Blu di Genova


Le tele blu dipinte a monocromo si collocano in un punto difficilmente precisabile tra devozione popolare e arte colta: provenienti dall’Abbazia benedettina di San Nicolò del Boschetto in Val Polcevera, sono realizzati in fibra di lino tinta con indaco e possono essere considerati a pieno titolo illustri antenati delle tele di Genova o jeans.

Si tratta di quattordici teli, distinguibili in tre gruppi: il primo, comprendente i più grandi e datato al 1538, si ispira alle incisioni di Albrecht Durer; un secondo gruppo è ascrivibile a metà del Cinquecento mentre gli altri teli sono più tardi, fra il XVII e il XVIII secolo.
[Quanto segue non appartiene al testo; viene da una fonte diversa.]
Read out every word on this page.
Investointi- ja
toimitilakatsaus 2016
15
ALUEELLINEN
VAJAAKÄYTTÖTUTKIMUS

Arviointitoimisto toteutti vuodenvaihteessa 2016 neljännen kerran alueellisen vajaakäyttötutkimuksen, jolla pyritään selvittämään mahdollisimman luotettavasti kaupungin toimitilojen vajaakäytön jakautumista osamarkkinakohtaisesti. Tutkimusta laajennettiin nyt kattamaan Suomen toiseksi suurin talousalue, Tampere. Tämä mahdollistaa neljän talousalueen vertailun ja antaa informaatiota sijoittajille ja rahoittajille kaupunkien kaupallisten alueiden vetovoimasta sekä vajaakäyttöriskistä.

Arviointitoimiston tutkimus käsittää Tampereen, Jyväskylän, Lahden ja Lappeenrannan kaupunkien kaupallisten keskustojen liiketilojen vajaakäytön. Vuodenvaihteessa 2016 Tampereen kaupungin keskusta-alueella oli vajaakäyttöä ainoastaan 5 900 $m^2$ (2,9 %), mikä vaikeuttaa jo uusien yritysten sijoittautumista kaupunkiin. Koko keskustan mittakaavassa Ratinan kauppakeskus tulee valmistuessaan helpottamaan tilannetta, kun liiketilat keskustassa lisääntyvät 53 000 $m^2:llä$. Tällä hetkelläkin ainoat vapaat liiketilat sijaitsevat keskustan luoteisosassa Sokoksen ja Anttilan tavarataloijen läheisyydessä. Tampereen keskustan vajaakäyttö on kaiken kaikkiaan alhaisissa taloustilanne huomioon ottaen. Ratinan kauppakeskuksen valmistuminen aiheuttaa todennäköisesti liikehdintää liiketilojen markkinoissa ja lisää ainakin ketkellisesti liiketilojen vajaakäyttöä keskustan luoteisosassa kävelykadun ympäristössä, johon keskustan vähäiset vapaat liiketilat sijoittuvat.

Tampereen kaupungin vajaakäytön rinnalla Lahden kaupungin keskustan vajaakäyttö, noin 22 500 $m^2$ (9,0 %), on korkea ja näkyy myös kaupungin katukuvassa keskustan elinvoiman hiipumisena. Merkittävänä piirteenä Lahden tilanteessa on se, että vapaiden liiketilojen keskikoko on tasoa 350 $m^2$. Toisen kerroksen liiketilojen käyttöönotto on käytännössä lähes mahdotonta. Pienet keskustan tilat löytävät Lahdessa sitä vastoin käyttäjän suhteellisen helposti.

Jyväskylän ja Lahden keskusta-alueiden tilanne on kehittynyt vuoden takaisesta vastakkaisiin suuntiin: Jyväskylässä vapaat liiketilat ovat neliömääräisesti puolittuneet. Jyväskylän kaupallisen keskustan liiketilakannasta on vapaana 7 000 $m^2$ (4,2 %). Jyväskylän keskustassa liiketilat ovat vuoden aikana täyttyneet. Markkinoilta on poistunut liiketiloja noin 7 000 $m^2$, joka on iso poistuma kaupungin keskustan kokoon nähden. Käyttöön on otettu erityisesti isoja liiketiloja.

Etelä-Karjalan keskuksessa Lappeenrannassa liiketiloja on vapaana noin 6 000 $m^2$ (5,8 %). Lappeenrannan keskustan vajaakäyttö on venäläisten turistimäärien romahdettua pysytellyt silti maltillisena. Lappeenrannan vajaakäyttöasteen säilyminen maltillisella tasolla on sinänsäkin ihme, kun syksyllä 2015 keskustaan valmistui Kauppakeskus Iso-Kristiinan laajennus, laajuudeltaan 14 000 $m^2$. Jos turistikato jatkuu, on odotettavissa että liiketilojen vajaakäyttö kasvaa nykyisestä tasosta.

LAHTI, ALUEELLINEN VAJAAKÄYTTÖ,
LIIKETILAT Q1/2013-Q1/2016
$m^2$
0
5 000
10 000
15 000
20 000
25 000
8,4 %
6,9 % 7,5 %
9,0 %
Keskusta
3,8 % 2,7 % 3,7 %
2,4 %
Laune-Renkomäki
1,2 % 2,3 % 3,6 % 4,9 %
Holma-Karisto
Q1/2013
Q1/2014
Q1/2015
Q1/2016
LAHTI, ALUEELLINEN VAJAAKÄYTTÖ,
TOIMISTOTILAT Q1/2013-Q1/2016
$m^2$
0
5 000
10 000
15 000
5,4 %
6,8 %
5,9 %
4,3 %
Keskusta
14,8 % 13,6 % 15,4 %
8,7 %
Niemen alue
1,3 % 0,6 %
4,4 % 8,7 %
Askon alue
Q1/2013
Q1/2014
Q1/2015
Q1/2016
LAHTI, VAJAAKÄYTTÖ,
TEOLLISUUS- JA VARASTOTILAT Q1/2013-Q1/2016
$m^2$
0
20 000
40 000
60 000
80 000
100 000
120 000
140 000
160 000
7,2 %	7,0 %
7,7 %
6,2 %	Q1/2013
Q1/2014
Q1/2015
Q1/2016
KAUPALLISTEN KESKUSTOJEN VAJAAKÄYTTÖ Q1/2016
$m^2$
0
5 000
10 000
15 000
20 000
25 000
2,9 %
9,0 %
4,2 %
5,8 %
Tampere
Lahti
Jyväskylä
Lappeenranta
Acquistati nel 2001 dallo Stato italiano, fanno parte della Collezione tessile della Soprintendenza per i Beni Storici, Artistici e Etnoantropologici della Liguria che li ha collocati in deposito temporaneo presso il Museo Diocesano.

Per gli autori dei teli, è stato proposto il nome di Teramo Piaggio (notizie dal 1532 al 1554) mentre come autore dei teli raffiguranti Cristo abbeverato di fiele e Cristo deposto, appartenenti al secondo gruppo, Giovanni Cambiaso, padre di Luca, e datandoli al 1540-45; tuttora non definiti gli autori del terzo gruppo, da riferire all’inizio del XVIII secolo.

 

I Teli della Passione

I Teli della Passione

I Teli della Passione

Provenienti dall’Abbazia benedettina di S. Nicolò del Boschetto, i teli con Scene della Passione di Cristo furono commissionati dagli stessi monaci verso il 1538 (data valida per i teli più grandi) come apparato effimero per la Settimana Santa o la Quaresima. Su grandi teli in lino, tinti con indaco e dipinti a biacca, tanto da ricordare la popolare tela di Genova o jeans, pittori genovesi hanno dipinto la Passione di Gesù, tratta da incisioni di Durer e da invenzioni raffaellesche incise da Marcantonio Raimondi. Esempio unico e straordinario per qualità e originalità, i teli sono un acquisto del Ministero per i Beni Culturali e Ambientali, attualmente in deposito al Museo Diocesano di Genova.